If you live in an area where there is any form of selection process for secondary schools it’s not unknown for children to start tutoring in reception. In some areas, a lot of them start once they reach Junior School and by the time they get to Year 5, then anyone who wants a chance at a place is at it. Sometimes it seems that the 11+ is less a test of academic potential and more a test of how much tutoring parents have managed to subject their child to.
If you thought that choosing a primary school place was stressful, then you may be apprehensive at the thought of having to do it all again but it will help if you can keep your head while everyone else seems to be losing theirs. Some things to consider include:
1/Look at distance. Your child might be able to get into a brilliant selective school on the other side of the County but how much more time is the journey going to add to their school day. As a rule, a lot of secondary school children in the UK tend to make their own way to school. Is there a public transport route or will you have to drive them every single day? Will they have any school friends living locally? How easy will it be for you collect them if they become sick or injured?
2/ Examine Ofsted reports, GCSE and A-level results by all means, but remember they are not necessarily the be all and end all. Everyone wants their child to reach their potential and be stretched that little bit further if possible. A school that focuses on doing this, no matter how academic the child is, will be able to cater for the very able as well as those who need help.

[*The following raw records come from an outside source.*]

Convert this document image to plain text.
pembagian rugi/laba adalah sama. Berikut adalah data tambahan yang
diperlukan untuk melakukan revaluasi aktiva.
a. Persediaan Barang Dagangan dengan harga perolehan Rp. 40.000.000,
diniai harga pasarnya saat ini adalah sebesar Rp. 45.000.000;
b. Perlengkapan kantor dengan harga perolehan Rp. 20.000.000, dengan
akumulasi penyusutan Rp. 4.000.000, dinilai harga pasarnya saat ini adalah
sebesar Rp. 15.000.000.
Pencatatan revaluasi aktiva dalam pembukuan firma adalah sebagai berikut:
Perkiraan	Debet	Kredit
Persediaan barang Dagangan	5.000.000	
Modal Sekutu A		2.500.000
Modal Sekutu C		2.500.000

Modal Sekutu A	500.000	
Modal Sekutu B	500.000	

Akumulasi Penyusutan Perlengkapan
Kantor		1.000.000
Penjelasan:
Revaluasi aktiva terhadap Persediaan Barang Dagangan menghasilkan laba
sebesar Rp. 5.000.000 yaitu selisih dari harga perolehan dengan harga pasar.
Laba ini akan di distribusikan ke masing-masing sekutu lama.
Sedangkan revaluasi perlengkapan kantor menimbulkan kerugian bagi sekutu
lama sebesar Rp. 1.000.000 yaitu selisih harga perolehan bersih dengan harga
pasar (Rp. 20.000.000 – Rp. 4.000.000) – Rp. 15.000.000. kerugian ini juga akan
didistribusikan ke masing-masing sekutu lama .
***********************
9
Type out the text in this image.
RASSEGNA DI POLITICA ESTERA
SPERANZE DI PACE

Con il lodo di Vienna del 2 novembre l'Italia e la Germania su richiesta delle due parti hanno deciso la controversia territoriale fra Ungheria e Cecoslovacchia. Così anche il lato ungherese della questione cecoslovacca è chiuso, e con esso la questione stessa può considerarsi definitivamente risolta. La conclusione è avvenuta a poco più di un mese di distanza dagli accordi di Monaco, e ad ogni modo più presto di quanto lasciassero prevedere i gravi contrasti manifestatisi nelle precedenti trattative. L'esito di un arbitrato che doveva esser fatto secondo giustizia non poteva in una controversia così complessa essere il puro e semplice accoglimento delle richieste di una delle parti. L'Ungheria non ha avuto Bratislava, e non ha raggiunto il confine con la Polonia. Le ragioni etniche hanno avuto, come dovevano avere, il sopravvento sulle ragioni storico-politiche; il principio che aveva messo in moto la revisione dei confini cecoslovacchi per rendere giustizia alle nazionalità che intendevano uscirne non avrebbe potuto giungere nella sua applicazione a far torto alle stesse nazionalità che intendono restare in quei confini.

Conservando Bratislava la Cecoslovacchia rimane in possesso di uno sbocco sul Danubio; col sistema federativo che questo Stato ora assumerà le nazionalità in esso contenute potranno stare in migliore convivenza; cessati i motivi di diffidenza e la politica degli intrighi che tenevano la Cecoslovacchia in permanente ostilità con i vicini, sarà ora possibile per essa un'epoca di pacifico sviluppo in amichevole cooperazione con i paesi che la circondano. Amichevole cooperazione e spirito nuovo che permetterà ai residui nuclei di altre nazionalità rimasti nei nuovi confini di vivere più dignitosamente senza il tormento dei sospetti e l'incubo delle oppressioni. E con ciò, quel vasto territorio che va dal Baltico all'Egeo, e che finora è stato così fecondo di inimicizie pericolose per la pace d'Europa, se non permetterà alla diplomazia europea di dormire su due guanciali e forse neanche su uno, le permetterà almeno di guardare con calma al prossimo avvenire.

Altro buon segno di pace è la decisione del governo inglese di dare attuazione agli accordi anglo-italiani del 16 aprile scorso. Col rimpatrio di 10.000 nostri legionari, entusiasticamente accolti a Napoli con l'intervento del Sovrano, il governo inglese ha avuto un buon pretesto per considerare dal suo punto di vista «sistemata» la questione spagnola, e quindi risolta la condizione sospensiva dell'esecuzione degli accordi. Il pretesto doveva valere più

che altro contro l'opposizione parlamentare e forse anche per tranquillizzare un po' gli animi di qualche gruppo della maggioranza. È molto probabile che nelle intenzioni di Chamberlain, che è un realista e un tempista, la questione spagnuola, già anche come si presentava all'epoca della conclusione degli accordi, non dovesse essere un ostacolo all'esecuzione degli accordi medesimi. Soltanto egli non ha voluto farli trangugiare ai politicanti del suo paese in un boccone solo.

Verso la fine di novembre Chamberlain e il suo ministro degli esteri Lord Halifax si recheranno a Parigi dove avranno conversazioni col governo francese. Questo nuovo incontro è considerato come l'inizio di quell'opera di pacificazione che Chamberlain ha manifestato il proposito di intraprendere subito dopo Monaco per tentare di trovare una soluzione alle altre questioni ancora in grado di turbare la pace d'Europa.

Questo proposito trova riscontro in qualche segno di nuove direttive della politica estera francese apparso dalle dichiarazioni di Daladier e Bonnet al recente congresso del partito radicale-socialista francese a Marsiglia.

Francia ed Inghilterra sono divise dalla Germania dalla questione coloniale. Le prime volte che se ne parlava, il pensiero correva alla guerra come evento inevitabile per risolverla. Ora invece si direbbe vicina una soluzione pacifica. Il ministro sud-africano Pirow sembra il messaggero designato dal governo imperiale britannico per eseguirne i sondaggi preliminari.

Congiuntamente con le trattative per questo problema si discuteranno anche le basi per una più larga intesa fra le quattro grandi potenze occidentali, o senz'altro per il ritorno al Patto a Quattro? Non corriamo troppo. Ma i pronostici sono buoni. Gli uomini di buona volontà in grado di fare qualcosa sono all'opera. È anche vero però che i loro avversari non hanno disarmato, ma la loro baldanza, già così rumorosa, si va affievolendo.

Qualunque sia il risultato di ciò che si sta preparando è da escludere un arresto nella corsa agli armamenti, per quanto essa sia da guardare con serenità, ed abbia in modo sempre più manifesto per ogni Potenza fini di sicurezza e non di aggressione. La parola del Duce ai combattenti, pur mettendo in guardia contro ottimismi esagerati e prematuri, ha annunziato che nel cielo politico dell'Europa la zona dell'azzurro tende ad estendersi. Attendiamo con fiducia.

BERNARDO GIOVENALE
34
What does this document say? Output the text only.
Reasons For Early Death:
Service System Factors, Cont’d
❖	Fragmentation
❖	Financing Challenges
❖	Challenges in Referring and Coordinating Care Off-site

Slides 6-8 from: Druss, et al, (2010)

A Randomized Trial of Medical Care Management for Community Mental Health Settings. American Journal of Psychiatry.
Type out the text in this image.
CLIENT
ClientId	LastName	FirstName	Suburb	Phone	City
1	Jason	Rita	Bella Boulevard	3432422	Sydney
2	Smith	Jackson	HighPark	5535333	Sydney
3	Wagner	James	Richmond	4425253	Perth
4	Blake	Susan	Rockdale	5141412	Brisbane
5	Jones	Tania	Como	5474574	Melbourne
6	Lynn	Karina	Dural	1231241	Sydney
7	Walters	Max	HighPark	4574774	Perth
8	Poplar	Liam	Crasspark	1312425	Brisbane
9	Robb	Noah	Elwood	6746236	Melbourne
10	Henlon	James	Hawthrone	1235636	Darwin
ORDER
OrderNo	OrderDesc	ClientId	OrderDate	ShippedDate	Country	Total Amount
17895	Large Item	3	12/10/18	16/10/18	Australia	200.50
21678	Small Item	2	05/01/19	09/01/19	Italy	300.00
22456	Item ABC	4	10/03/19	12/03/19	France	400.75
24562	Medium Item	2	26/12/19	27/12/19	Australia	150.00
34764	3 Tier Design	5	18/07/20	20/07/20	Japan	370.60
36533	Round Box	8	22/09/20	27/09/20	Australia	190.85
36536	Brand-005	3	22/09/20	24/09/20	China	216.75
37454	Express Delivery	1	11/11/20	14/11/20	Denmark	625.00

3/ Look at the size of the school. Large schools often enjoy lots of resources and different options but a shy child or one who has social difficulties may really struggle in a large crowd. Some large schools divide their pupils into more manageable houses which they remain in for their school career. Also check out the class sizes.
4/ Consider the specialism of the school, but remember all schools teach the same basic subjects. Check out which universities pupils are accepted at and what they go on to study if you think your child is university material.
5/ Visit the school and try and get a feel for its ethos. Go to an open day and talk to the teachers and students. Watch the students after school and see how they behave in public. Check out the school website to see if it’s well-designed and up-to-date website, and see if you can find copies of recent newsletters, to see what sort of communication the head has with the students. It can also be useful to see if there are any persistent problems with uniform or behaviour.
Whatever you decide, make sure you involve your child in the decision. After all, it’s them who are going to have to attend the school you choose every day, not you.